Each animal has a different natural history. Do not presume that a baby alone is in trouble as many species leave their young alone for long periods for their own safety. Do not presume that a normally nocturnal animal out in the daytime is in trouble. Ideally you would talk to a rehabilitator before handling an animal and make decisions together about what the animal needs.

If you must intervene before talking to a rehabilitator, always use gloves or a thick towel to prevent being injured by a frightened and wounded animal. Remember that most mammals, even young ones can carry rabies which is fatal, gloves will help to protect you. Find a cardboard box, punch small air holes in it, add a towel at the bottom. Put the animal in the cardboard box and close the lid tightly. In the case of very small animals, tape the lid shut. Never give food, formula, or water. Heat can help any injured animal, quiet is essential. 

Which animals should be left alone & which need help?

Sometimes babies are in your home where you don’t want them.  Raccoons, bats, squirrels, weasels, and others, find human homes safe places for their young. But most humans would rather they didn’t. Trapping the adult and moving her is a death sentence for both adult and babies. By this decision you have made room for another adult to come in and take over the territory; put an adult animal in a place that she is not familiar with and won’t survive in; and left a litter of babies to die which believe me, you won’t like the smell of. 

We rehabilitators are not happy about taking litters of babies when the homeowner has made no effort to find out other options and the babies will not grow up with the benefit of an experienced parent. Instead, call a professional BEFORE you do anything. We have many tricks up our sleaves to convince a mother wild mammal to move her litter out of your house and to another den without damage to anyone. If it doesn’t work, we will then all be happy knowing that we did the best we could to be compassionate, and now will do the best we can to raise the litter.  Most mother animals will do just about anything to get their babies back, so reuniting usually works. Then labor for the homeowner begins as all openings into the house must be blocked or animals will just come back the next year. If you have a skunk under your porch, a woodchuck under your garden, or a porcupine under your barn floor, these all require individualized advice so call us BEFORE you do anything, and we will help. Babies with their mothers is always our goal.

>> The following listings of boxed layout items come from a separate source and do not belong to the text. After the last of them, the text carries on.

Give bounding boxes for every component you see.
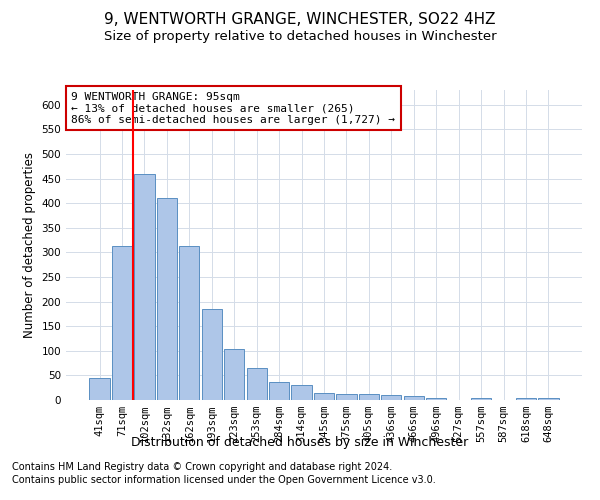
Bar [381,395,401,400]
Bar [89,378,110,400]
Bar [112,246,132,400]
Bar [247,368,267,400]
Text: Contains public sector information licensed under the Open Government Licence v3: Contains public sector information licen… [12,475,436,485]
Bar [538,398,559,400]
Bar [179,246,199,400]
Bar [224,349,244,400]
Bar [404,396,424,400]
Bar [516,398,536,400]
Bar [269,382,289,400]
Bar [202,309,222,400]
Text: Contains HM Land Registry data © Crown copyright and database right 2024.: Contains HM Land Registry data © Crown c… [12,462,392,472]
Text: 9 WENTWORTH GRANGE: 95sqm
← 13% of detached houses are smaller (265)
86% of semi: 9 WENTWORTH GRANGE: 95sqm ← 13% of detac… [71,92,395,124]
Bar [292,384,311,400]
Y-axis label: Number of detached properties: Number of detached properties [23,152,36,338]
Bar [314,393,334,400]
Bar [337,394,356,400]
Text: Size of property relative to detached houses in Winchester: Size of property relative to detached ho… [104,30,496,43]
Bar [157,198,177,400]
Text: Distribution of detached houses by size in Winchester: Distribution of detached houses by size … [131,436,469,449]
Bar [471,398,491,400]
Bar [134,174,155,400]
Text: 9, WENTWORTH GRANGE, WINCHESTER, SO22 4HZ: 9, WENTWORTH GRANGE, WINCHESTER, SO22 4H… [104,12,496,28]
Bar [359,394,379,400]
Bar [426,398,446,400]
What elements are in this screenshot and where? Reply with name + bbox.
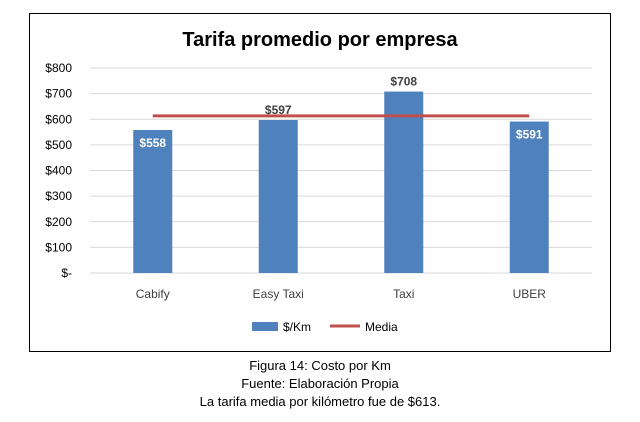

When you have decided that an animal needs your help, wear gloves and place the animal in a cardboard box on a towel, with small air holes, and close the lid.  If it is a tiny animal or a baby, provide heat of some sort: a plastic bottle with warm water, covered and away from the animal; a hand warmer; or drive with the box on a heated seat. If it is a big bird or mammal catch it with a net or towel, keep the head covered and the feet (if a raptor) facing away from you. If the mammal or bird is too big or dangerous to handle, call for a warden or wildlife conflict officer to help. Most rehabilitation clinics (ours included) have no spare staff to come and pick up an animal, so you are responsible for getting it to us or finding an alternative means of transport. We will try and help.

Always remember that your safety comes first.

A frightened animal will try and bite. A rabies vector species, no matter what the age, can pass rabies to you and must be handled with great caution.  And always remember that wild animals are professionals at what they do.  They are highly skilled individuals of great beauty. They are not your pets.  They do not like you or want to be your friend. But in this one world of ours, where we cause so much damage to wildlife, we owe it to them to help when we can.  85% of all patients in wildlife clinics worldwide have been injured by humans or domestic pets.